Gli italiani faticano a scrollarsi di dosso le conseguenze della crisi economica e il rimborso delle rate del mutuo rimane in assoluto la spesa più gravosa per le famiglie del nostro paese. Nei mesi precedenti, l’Abi (Associazione bancaria italiana) e i consumatori hanno prorogato per ben due volte il Piano Famiglie, provvedimento che consente di sospendere il pagamento del mutuo per un periodo massimo di 12 mesi in seguito ad eventi quali la perdita del lavoro.

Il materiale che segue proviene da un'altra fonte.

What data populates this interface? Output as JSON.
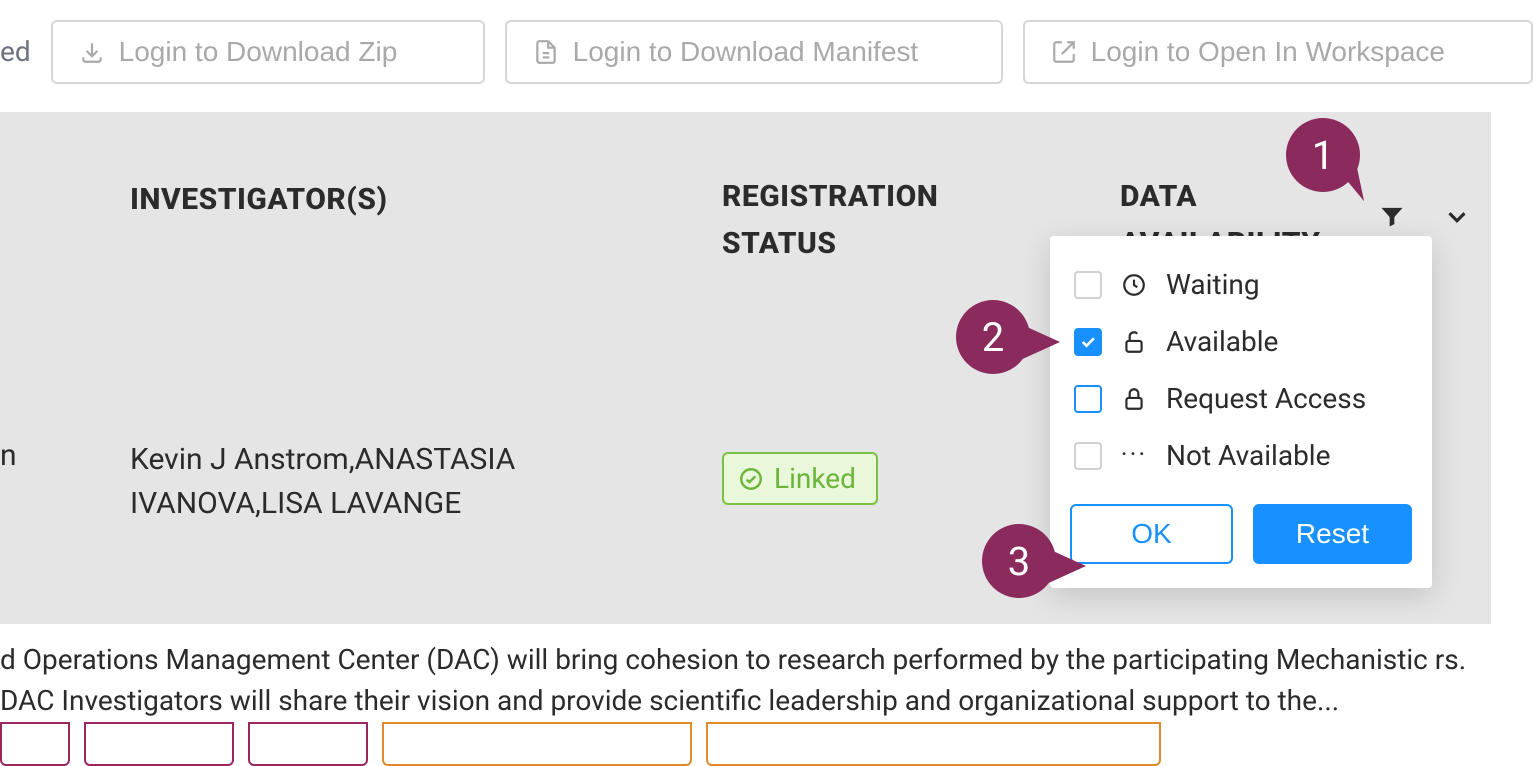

L’elevato numero di richieste sin qui pervenute (da più di 52.000 mutuatari) ha spinto le associazioni a rinviare una terza volta la scadenza del provvedimento: il Piano Famiglie sarà infatti attivo fino al 31 luglio 2012, termine ultimo di presentazione delle domande di sospensione da parte delle famiglie che rispondono ai requisiti necessari.

Ma chi può accedere a questa utilissima agevolazione? Tutte le famiglie in difficoltà che hanno stipulato un mutuo d’importo non maggiore ai 150.000 euro per la costruzione, la ristrutturazione o l’acquisto della prima casa e che dispongono di un reddito imponibile non superiore ai 40.000 euro annui. È necessario, inoltre, che la causale sia effettivamente rappresentata da un evento grave quale perdita dell’occupazione, cassa integrazione, condizioni di non autosufficienza o decesso.

Come segnala Adiconsum, tuttavia, una terza proroga probabilmente non basterà a sanare la situazione, che potrà tornare alla normalità soltanto con misure stabili ed importanti quali la costituzione di un fondo mutualistico persistente a sostegno delle famiglie bisognose e l’appoggio concreto delle banche.